“A long time ago, in a galaxy far, far away…”
Okay, not THAT long ago. But long-enough ago, I knew who the protagonist of my YA historical was. I had an image of her walking at high-speed down the streets of 1910 Chicago, going fast, because that was what she did, how she moved. She was antsy, energetic, and I loved that about her.
Somewhere in the drafting process of this novel, I lost her. She’s become a worrier, a fretter, someone who–well, you might decide to take the time to get to know her and find out if she was more, deep down, but then again–you might NOT take that time. In other words, not much of a hero at all.
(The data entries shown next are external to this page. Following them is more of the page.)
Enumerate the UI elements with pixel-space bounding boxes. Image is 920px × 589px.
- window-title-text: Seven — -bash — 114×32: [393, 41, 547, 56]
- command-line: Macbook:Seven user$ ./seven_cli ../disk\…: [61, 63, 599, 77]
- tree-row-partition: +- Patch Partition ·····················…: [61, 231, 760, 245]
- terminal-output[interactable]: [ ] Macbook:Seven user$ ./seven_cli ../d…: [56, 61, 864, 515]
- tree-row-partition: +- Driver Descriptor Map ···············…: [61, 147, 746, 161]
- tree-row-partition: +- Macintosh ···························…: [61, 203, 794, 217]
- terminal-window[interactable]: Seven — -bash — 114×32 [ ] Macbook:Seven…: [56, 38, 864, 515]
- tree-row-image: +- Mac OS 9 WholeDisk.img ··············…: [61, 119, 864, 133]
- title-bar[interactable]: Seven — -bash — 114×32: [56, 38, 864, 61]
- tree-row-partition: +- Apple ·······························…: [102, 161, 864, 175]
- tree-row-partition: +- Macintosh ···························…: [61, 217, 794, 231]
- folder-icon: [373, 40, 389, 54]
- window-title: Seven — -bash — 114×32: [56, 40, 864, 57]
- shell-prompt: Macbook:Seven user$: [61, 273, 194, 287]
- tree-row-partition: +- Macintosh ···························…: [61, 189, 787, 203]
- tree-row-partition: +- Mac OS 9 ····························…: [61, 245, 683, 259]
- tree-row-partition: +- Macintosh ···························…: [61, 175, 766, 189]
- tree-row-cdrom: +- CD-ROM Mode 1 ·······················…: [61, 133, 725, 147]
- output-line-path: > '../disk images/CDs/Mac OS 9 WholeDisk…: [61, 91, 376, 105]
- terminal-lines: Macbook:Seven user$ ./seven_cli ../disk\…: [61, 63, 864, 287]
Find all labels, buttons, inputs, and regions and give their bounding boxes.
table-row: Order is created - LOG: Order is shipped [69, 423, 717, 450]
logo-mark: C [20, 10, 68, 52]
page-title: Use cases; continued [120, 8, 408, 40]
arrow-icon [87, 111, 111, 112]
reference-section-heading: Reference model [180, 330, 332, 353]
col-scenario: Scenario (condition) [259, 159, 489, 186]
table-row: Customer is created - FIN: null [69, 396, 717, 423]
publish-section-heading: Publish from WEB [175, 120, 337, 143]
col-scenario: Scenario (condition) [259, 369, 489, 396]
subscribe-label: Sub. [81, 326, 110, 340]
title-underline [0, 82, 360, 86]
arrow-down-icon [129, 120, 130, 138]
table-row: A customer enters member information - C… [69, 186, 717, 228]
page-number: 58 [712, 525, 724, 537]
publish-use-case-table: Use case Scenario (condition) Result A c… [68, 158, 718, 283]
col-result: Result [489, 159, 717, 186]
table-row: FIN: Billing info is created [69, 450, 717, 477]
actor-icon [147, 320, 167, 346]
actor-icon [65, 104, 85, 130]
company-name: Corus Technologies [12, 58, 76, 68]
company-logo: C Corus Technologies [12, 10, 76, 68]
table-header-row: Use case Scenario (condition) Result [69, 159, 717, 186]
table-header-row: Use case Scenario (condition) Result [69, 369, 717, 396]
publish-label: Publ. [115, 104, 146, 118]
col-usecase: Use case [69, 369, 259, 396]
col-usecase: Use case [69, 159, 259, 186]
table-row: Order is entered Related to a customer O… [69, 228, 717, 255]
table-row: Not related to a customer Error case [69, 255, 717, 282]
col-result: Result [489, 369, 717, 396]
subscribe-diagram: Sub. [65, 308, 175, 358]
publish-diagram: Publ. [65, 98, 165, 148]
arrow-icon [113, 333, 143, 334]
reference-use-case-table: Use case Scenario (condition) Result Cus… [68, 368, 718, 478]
The good news is, I think I’ve found her again. I’ve been working through the exercises in the first two chapters of Donald Maass’ Writing the Breakout Novel Workbook, which focus on–guess who–the hero. Yes, when I first opened the files to answer Maass’ questions, I was drawing a blank. I was staring at the computer screen and back to the workbook, and thinking, “Yeah, if I could answer your questions, I wouldn’t be having these problems.” But I gave myself the chance to let my brain empty out a bit, let some of the frustration I’ve been feeling just drop away, and then I thought about who I feel Caro is, separate from all the confused actions and thoughts I’ve been putting on the page.
And I got it. Somewhere out of the silence, I got an adjective.
Oh, yeah. That’s MUCH better than worried or stressed or unhappy. And, guess what? The adjective came with a WHY. I know at least one reason behind Caro’s restlessness. It’s a reason tied to a goal.
If you’ve read my blog for long, you’ll know that I like goals. Big time.
It’s not enough yet, but, hey, I’m only two chapters in. I’ve got some more time this afternoon to spend with Caro and with the workbook, and I’m moving forward. Forward to remember all the other things I already knew.